L, você está me ouvindo? Porque eu não te vejo.

Por Ciro Araujo

Durante o Olhar de Cinema de 2022

Uma Noite Sem Saber Nada

“Uma Noite Sem Saber Nada”, novo filme da diretora indiana Payal Kapadia é uma obra complicada de ser criticada. Não por ser necessariamente complexo, mas por possuir contextos complicados mesmo que semelhantes à realidade brasileira. O longa selecionado para a quinzena de realidades, muito por conta de sua coprodução francesa, traz através de uma tela escura e ruidosa, a voz melancólica da suposta personagem “L”, sem mais nenhuma identificação, mensagens sobre suas dores e pensamentos durante protestos da FTII (Film and Television Institute of India). A cineasta já de antemão adverte: “Tenham paciência com o filme”. De fato, é necessário, já que no final das contas ele é nada mais que uma espécie de slow-burning, ou seja, que ao decorrer de seu tempo ele comece a construir forma e clímax.

As ruidosas imagens já nos revelam na verdade o sentido do melancolismo inserido dentro da obra, em mensagens perdidas reveladas nos relatos encontrados. “L” foi achada dentro de uma caixa no Instituto, que a transforma como uma Anne Frank. Suas cartas são poéticas, distribuem o momento de incerteza dentro do que é um ato de ocupação realizado. Se previamente no texto existiu a comparação com a falta de simpatia por se passar em Pune, India, ainda há também as similaridades com nosso país. A mobilização estudantil em 2016, que fechou universidades, institutos e escolas por dias torna toda o espectro do caminhar no documentário como retrospectivo. As reações são comparáveis, a resistência é similar, a opressão é idêntica; apenas os motivos estão longe de sintonia. Se durante a narração, quieta e insólita, a atuação que interpreta “L” (a voz é da atriz Bhumisuta Das) é contrariada pela pulsão de revolta através das imagens apresentadas. São visões de ocupações do espaço, da descompressão que move entre gritos e estudantes que contrariam ante opressão. Jovens, cheios de energia, que acreditam na solução através de se manifestar e expressar sob a pressão popular. Novos adultos que ainda estão se frustrando através da frustração e injustiça de um sistema que atua contra eles desde cedo. Mas, um povo que acompanha mudanças pela primeira vez, portanto ainda se justifica esse modus operandis.
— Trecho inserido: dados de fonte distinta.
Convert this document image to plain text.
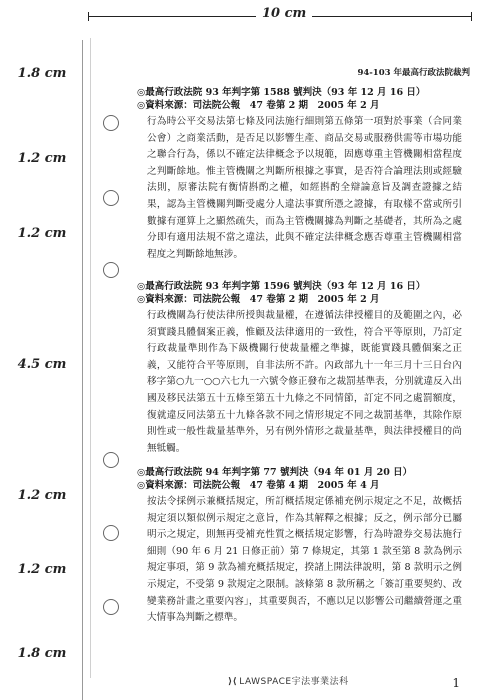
10 cm
1.8 cm
1.2 cm
1.2 cm
4.5 cm
1.2 cm
1.2 cm
1.8 cm
94-103 年最高行政法院裁判
◎最高行政法院 93 年判字第 1588 號判決（93 年 12 月 16 日）
◎資料來源：司法院公報　47 卷第 2 期　2005 年 2 月
行為時公平交易法第七條及同法施行細則第五條第一項對於事業（合同業公會）之商業活動，是否足以影響生產、商品交易或服務供需等市場功能之聯合行為，係以不確定法律概念予以規範，固應尊重主管機關相當程度之判斷餘地。惟主管機關之判斷所根據之事實，是否符合論理法則或經驗法則，原審法院有衡情斟酌之權，如經斟酌全辯論意旨及調查證據之結果，認為主管機關判斷受處分人違法事實所憑之證據，有取樣不當或所引數據有運算上之顯然疏失，而為主管機關據為判斷之基礎者，其所為之處分即有適用法規不當之違法，此與不確定法律概念應否尊重主管機關相當程度之判斷餘地無涉。
◎最高行政法院 93 年判字第 1596 號判決（93 年 12 月 16 日）
◎資料來源：司法院公報　47 卷第 2 期　2005 年 2 月
行政機關為行使法律所授與裁量權，在遵循法律授權目的及範圍之內，必須實踐具體個案正義，惟顧及法律適用的一致性，符合平等原則，乃訂定行政裁量準則作為下級機關行使裁量權之準據，既能實踐具體個案之正義，又能符合平等原則，自非法所不許。內政部九十一年三月十三日台內移字第○九一○○六七九一六號令修正發布之裁罰基準表，分別就違反入出國及移民法第五十五條至第五十九條之不同情節，訂定不同之處罰額度，復就違反同法第五十九條各款不同之情形規定不同之裁罰基準，其除作原則性或一般性裁量基準外，另有例外情形之裁量基準，與法律授權目的尚無牴觸。
◎最高行政法院 94 年判字第 77 號判決（94 年 01 月 20 日）
◎資料來源：司法院公報　47 卷第 4 期　2005 年 4 月
按法令採例示兼概括規定，所訂概括規定係補充例示規定之不足，故概括規定須以類似例示規定之意旨，作為其解釋之根據；反之，例示部分已屬明示之規定，則無再受補充性質之概括規定影響，行為時證券交易法施行細則（90 年 6 月 21 日修正前）第 7 條規定，其第 1 款至第 8 款為例示規定事項，第 9 款為補充概括規定，揆諸上開法律說明，第 8 款明示之例示規定，不受第 9 款規定之限制。該條第 8 款所稱之「簽訂重要契約、改變業務計畫之重要內容」，其重要與否，不應以足以影響公司繼續營運之重大情事為判斷之標準。
⟩⟨ LAWSPACE宇法事業法科	1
Em vez apenas da montagem, o filme se interessa pela sua edição em si. O quadro é recolorido e inserido no escuro, em combinação com as várias cenas noturnas. O ar soturno flui através da narração e o preto visual, que determinam um ritmo antagônico do comum contemporâneo. Se a sequência tradicionalmente seria narrada, cortada e mutilada, agora em “Uma Noite Sem Saber Nada” permite o tempo alongar-se via usos de ruídos não apenas visuais como sonoros. O alto uso de white noise (ruído branco, isto é, o som ambiente captado em lugares silenciosos) é enaltecido e comumente associado ao estado etéreo performado na obra. É um filme que gosta de “cozinhar” sua forma e assim desacelerar o espectador, oferecendo a experiência totalizadora melancólica.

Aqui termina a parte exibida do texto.